Most FNA biopsies show that a nodule is benign. It's rare, but occasionally a cancerous nodule is identified by FNA as benign because the biopsy sample was not taken from an area where the cancer was present.
A smaller percentage of FNA biopsy results show cancer or are "suspicious" for cancer. Some experts estimate that one in 20 FNA biopsy results positively diagnose thyroid cancer.
Finally, some FNA biopsy results are considered indeterminate or inconclusive. This means that the cytopathologist is unable to clearly determine if your nodule is benign or cancerous.
6. Molecular evaluation
When your FNA biopsy result is inconclusive or indeterminate, molecular testing — called gene expression classification — can be performed to make a more accurate assessment of the nodule’s potential for cancer.
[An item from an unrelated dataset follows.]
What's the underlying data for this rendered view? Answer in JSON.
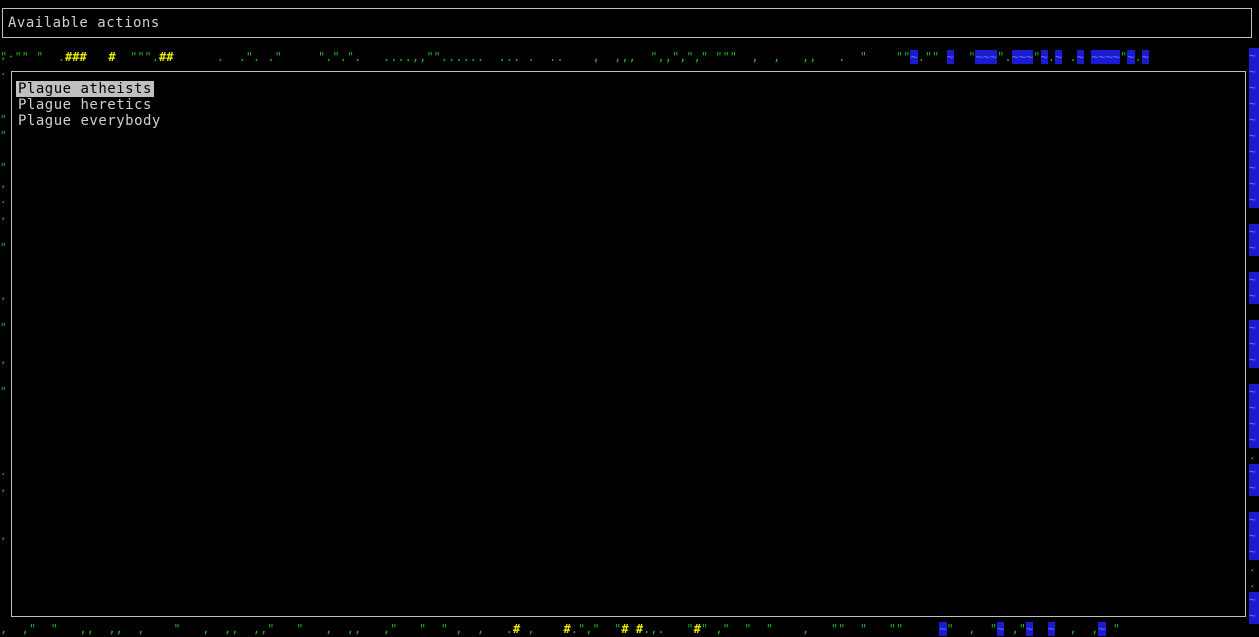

A molecular test such as Veracyte’s Afirma Thyroid FNA Analysis can rule out a significant number of inconclusive biopsy results. Molecular evaluation is not 100 percent accurate, but it can dramatically reduce the number of inconclusive or indeterminate nodules.
7. Surgical biopsy
In some cases, your doctor may recommend what’s known as a surgical or open biopsy. This is a procedure in which the nodule or half of your thyroid gland — known as a lobe — is surgically removed. The surgically removed tissue is then sent to a pathologist for further evaluation, and to diagnose or rule out thyroid cancer.